Can Chicago House Music Fill Iconic Hole?
With the announcement that Chicago Mayor Richard Daley is vacating office after his term ends, Chicago is flagellating in a potential political vacuum, wondering how they’re going to fill such an iconic hole—after all, Daley has held office since 1989, when Chicago house music was just entering puberty.
Some pundits say there’s no shortage of holes in Chicago to fill Daley’s place, but chances are Chicagoland will never again see a Mayor’s office so supportive of house music.
On August 10, 2005, Daley famously proclaimed “House Unity Day” in Chicago, in celebration of the 21st anniversary of house music. The proclamation recognized Chicago as “the original home of house music” and that the music’s original creators “were inspired by the love of their city, with the dream that someday their music would spread a message of peace and unity throughout the world.”

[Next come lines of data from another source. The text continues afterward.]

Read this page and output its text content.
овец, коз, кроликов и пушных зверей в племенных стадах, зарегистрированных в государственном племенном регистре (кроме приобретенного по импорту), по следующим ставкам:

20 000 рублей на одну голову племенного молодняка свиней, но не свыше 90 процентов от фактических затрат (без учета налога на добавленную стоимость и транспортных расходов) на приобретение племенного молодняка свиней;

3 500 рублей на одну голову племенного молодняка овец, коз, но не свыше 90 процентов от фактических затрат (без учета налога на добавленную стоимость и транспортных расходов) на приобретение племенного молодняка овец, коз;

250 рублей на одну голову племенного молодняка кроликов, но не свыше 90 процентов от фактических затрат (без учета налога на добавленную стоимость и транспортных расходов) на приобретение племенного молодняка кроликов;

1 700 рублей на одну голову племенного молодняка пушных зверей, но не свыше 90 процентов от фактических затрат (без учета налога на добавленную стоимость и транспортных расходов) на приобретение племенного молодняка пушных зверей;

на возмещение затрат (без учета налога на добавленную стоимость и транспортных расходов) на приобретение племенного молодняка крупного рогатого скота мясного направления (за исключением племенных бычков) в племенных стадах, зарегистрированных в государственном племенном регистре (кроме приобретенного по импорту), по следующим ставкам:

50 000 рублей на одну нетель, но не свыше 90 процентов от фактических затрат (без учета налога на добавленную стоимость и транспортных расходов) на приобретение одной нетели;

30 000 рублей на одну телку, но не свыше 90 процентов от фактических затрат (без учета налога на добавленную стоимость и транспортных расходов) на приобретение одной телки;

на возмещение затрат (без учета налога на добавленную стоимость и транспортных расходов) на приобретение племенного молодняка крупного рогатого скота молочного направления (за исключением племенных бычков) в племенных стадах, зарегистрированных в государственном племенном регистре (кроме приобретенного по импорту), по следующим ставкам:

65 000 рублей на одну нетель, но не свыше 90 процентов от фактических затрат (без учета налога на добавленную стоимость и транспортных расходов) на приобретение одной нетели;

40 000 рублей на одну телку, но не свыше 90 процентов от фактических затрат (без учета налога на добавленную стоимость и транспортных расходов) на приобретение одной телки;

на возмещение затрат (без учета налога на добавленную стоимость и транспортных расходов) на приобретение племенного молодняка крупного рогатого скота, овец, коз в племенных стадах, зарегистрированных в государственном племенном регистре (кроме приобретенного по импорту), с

DJs such a Frankie Knuckles, Marshall Jefferson, Paul Johnson, and Mickey Oliver celebrated the proclamation at the Summer Dance Series, an event organized by Chicago’s Department of Cultural Affairs.
Twenty years ago, when Mayor Daley took office, Maurice Joshua released “This Is Acid (A New Dance Craze).”
And Lady Gaga was three.
As far as replacements go, Rahm Emanuel is not considered a serious candidate among Chicago house music aficionados. “He’s a fan of ballet,” said DJ Dale Verksters. “I really don’t see him as a viable house-music candidate.”